On the other side of the hatch is another long, jungly path. Samus heads forward, destroying Reos and Fly Pods as she goes, until she unexpectedly reaches an invisible force-field of sorts that she can’t get past. Backtracking a bit, and looking for another way around, Samus notices some glowing bugs crawling out of a log above the left side of the path. Samus grabs on to the edge of the log and morphs into a ball as she pulls herself into it. Rolling through the log, Samus finds herself in a small, elevated clearing with a large, camouflaged machine. The machine, which resembles a lighthouse, drops its camouflage as Samus approaches, and when Samus interacts with the machine, we learn that it’s a holographic projector. Samus uses the machine to deactivate some of the holographs in the room, revealing a hatch where Samus had just been stuck moments ago, and a blue dildo hidden along the side of the path. Samus leaps back down to the path, grabs the dildo, and heads through the new hatch.

The next corridor is full of Geemers, but also has a switch that activates some sort of airlock system that kills all the Geemers instantly. I don’t know why they even bothered to put that room there. Beyond that, though, is another large, outdoorsy area. While the last two large areas were jungle-themed, this one appears to be desert-themed; there’s sparse vegetation, red rocks, and a small waterfall. A bunch of Reos swarm at Samus from behind the waterfall, so Samus takes that as a clue to destroy the Fly Pod hidden back there and goes in to investigate. There’s a small hole in the back of the secret cave hidden underneath the waterfall that leads through the red rocks, and allows Samus to access the ledge that the waterfall is flowing from. Near the mouth of the waterfall, Samus finds another holographic projector, which she disables. Doing so reveals that there is a large building at the north end of the desert room, but also awakens a sleeping Dragotix (“Peacock Monster with a Second Face instead of a Tail”) and summons three Sidehoppers. Samus takes them out and proceeds through the hatch at the north end of the desert room.
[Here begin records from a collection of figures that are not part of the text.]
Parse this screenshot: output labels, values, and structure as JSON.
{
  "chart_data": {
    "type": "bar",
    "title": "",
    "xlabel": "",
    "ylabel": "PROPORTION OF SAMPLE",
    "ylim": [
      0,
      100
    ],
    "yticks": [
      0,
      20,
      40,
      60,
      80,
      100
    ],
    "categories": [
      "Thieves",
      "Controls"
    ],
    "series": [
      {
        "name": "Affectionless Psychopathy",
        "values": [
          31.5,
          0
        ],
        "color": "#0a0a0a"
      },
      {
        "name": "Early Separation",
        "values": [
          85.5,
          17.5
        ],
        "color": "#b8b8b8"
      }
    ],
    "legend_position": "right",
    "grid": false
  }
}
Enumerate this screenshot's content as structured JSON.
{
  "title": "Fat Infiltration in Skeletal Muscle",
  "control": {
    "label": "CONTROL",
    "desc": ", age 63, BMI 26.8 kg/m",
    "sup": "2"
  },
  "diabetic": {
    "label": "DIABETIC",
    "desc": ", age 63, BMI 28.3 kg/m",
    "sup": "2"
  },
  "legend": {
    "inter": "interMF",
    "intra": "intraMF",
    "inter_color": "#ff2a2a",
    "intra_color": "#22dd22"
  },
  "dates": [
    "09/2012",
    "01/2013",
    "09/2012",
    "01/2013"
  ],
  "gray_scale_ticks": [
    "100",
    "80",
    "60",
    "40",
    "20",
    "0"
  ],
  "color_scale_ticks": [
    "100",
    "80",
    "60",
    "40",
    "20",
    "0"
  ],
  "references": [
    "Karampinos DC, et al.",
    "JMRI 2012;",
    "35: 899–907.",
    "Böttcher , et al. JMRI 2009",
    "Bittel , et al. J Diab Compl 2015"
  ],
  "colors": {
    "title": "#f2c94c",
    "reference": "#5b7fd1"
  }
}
The next corridor, again, if full of Geemers and has a switch that kills all the Geemers. Again, I don’t know why they even bothered to put this room here. Samus grabs a blue dildo hidden under the floorboards, and continues into the next room, which is full of Wavers and has another slippery slope for her to slide down. At the base of this slope is a navigation room. Samus saves and updates her map, and learns that her next destination is another navigation room further along. Someday, Samus hopes to reach a navigation room that tells her to go somewhere other than the next navigation room.

But that day is not today, apparently, because this is all the footage I have filmed for now. That’s a pretty anti-climactic spot to stop, but if I don’t stop here, I’m probably going to go crazy and start narrating everything in my life to myself as it’s happening. And that’s what my twitter feed (@vgr_ryan) is for! In the next installment, which will probably happen in 2015, Samus will continue her investigation of the Biosphere, and meet up with the Space Marines once again. Well, most of them, anyway. We also get to do a really long pseudo-survival-horror sequence, which will just be fantastic, if the ones in this recap were any indication. Don’t fall off the edge of your seat from the suspense between now and then!